Еще не одну позицию сменил танк Бытренина. Склонялись под его гусеницы яблони, спелые вишни обрызгивали его кровью. Замолчала вражеская батарея, та, что могла прямой наводкой бить из-за хат по переправе. Умолкли три вражеских пулемета. Неравный бой длился уже два часа, а переправа все еще задерживалась.
Обозленные потерями, приведенные в ярость невиданным сопротивлением и почти нереальной живучестью одного-единственного прорвавшегося к ним танка, немцы решили уничтожить его во что бы то ни стало.
Увлеченный боем и наблюдением за улицей, за каждой вспышкой вражеской артиллерии, Быстренин не заметил, как из-за дома, почти вплотную к нему подошли две немецкие самоходки. Снаряды, посланные в упор, разворотили борт. Убит наповал гвардии сержант механик-водитель Мичурин. Стонет раненый командир танка гвардии лейтенант Быстренин. Острый, горячий осколок впился в руку Тарасова. Еще снаряд… В танке стало невозможно дышать — едкий дым пополз из-за моторной перегородки. Вырвался первый, слабый еще, язык пламени…
— Тащи командира! — крикнул Тарасов башнеру и подхватил Быстренина подмышки.
— Пулеметы, пулеметы! Меня потом, — вырывался из рук командир.
— Помоги, ну! Вылезай первый!
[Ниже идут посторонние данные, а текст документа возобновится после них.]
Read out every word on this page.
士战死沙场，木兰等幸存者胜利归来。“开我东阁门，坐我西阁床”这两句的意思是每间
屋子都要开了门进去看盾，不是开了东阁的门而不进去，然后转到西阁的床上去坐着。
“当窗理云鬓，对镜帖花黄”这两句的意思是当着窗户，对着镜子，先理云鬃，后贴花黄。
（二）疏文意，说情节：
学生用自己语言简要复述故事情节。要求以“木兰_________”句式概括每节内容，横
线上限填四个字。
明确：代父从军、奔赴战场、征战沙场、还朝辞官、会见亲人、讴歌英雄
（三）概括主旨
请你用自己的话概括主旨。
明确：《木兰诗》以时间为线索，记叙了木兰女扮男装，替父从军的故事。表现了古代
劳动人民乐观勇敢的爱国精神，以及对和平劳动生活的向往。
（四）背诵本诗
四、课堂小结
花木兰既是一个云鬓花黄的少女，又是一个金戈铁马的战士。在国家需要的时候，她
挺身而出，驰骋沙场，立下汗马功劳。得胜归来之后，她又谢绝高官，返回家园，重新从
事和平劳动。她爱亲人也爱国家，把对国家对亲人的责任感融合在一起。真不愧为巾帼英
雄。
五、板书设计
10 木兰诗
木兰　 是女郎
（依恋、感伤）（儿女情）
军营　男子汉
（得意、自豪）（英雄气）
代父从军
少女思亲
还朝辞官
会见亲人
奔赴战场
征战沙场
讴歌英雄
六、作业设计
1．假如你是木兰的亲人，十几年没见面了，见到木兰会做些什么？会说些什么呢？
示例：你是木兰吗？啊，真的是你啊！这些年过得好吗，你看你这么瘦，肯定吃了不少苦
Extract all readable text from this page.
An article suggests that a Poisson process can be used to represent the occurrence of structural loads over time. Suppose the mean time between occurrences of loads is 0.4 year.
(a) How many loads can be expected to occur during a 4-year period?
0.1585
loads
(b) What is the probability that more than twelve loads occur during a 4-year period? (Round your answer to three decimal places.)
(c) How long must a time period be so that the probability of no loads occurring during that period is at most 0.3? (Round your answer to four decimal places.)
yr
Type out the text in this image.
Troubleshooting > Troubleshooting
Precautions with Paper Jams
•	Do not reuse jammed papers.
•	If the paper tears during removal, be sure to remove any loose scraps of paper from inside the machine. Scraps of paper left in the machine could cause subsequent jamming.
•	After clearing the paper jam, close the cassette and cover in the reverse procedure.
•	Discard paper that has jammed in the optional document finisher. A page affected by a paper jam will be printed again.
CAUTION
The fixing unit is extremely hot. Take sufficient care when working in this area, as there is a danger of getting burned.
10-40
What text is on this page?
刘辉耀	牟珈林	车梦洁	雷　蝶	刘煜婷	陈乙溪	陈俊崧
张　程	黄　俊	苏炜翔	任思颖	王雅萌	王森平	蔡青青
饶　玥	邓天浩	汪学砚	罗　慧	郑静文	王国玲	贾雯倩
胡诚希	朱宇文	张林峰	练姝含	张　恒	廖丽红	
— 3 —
Я его подтолкну, а ты принимай, — не слушая лейтенанта, кричал башнеру Тарасов.
Башнер откинул крышку люка, подтянулся на руках и вывалился наружу. Вслед за ним, получив дополнительный доступ воздуха, вырвался огонь. Танкист закрыл глаза и сунул руки прямо в этот огненный вихрь. Он нащупал чьи-то плечи, ухватился за них и рывком дернул тело на себя:
— Давай-ка! Толка-ай снизу!
Лейтенант неожиданно словно выпрыгнул из огня и сшиб своего спасителя. Башнер качнулся и навзничь упал на землю. Лейтенант беспомощно повис вниз головой, зацепившись сапогами за край люка. Быстренин был без сознания. Еще мгновение, и огонь охватил бы его. Но из огнедышащей башни появился человек. Собственно, только темный силуэт человека, окаймленный светлыми язычками огня. Это был Тарасов. Мягко упал на траву пулемет, со стукам скатились по броне диски. Плашмя свалился на землю раненый лейтенант, и только после этого, сорвавшись с танка, покатился по саду, ударяясь о деревья, огненный ком — Тарасов сбивал с себя огонь.
…Комбинезон еще кое-где дымился, но огонь больше не жег тело. Пламя бушевало где-то совсем рядом, Тарасов ясно различал его всплески и гудение. С трудом открыв глаза, Тарасов огляделся: ну, конечно, это горит его танк.
А немцев что-то не слышно… Нет, как же — слышно. Вот и двигатели работают, и гусеницы лязгают— уходят. Подожгли танк и боятся его близости — вдруг взорвется. А чему там взрываться, снарядов-то осталось раз, два и обчелся.
А пулемет есть и диски тоже; и командир и башнер были живы… Тарасов встал и, пошатываясь, слегка пригнувшись, подбежал к танку.
Лейтенант все еще был без сознания и башнер тоже. Последний, видимо, ударился головой при падении. Надо оттащить их подальше, все-таки танк-то горит. Тарасов подхватил командира, и тут только острая боль напомнила, что в руке у него сидит осколок.
— Не беда… как-нибудь… Мягкие ткани, наверное: болит, а действует все же.
Он перетащил товарищей в большую воронку от снаряда: как-никак все же укрытие. Потом сходил за пулеметом, принес четыре диска. Один оказался пустым.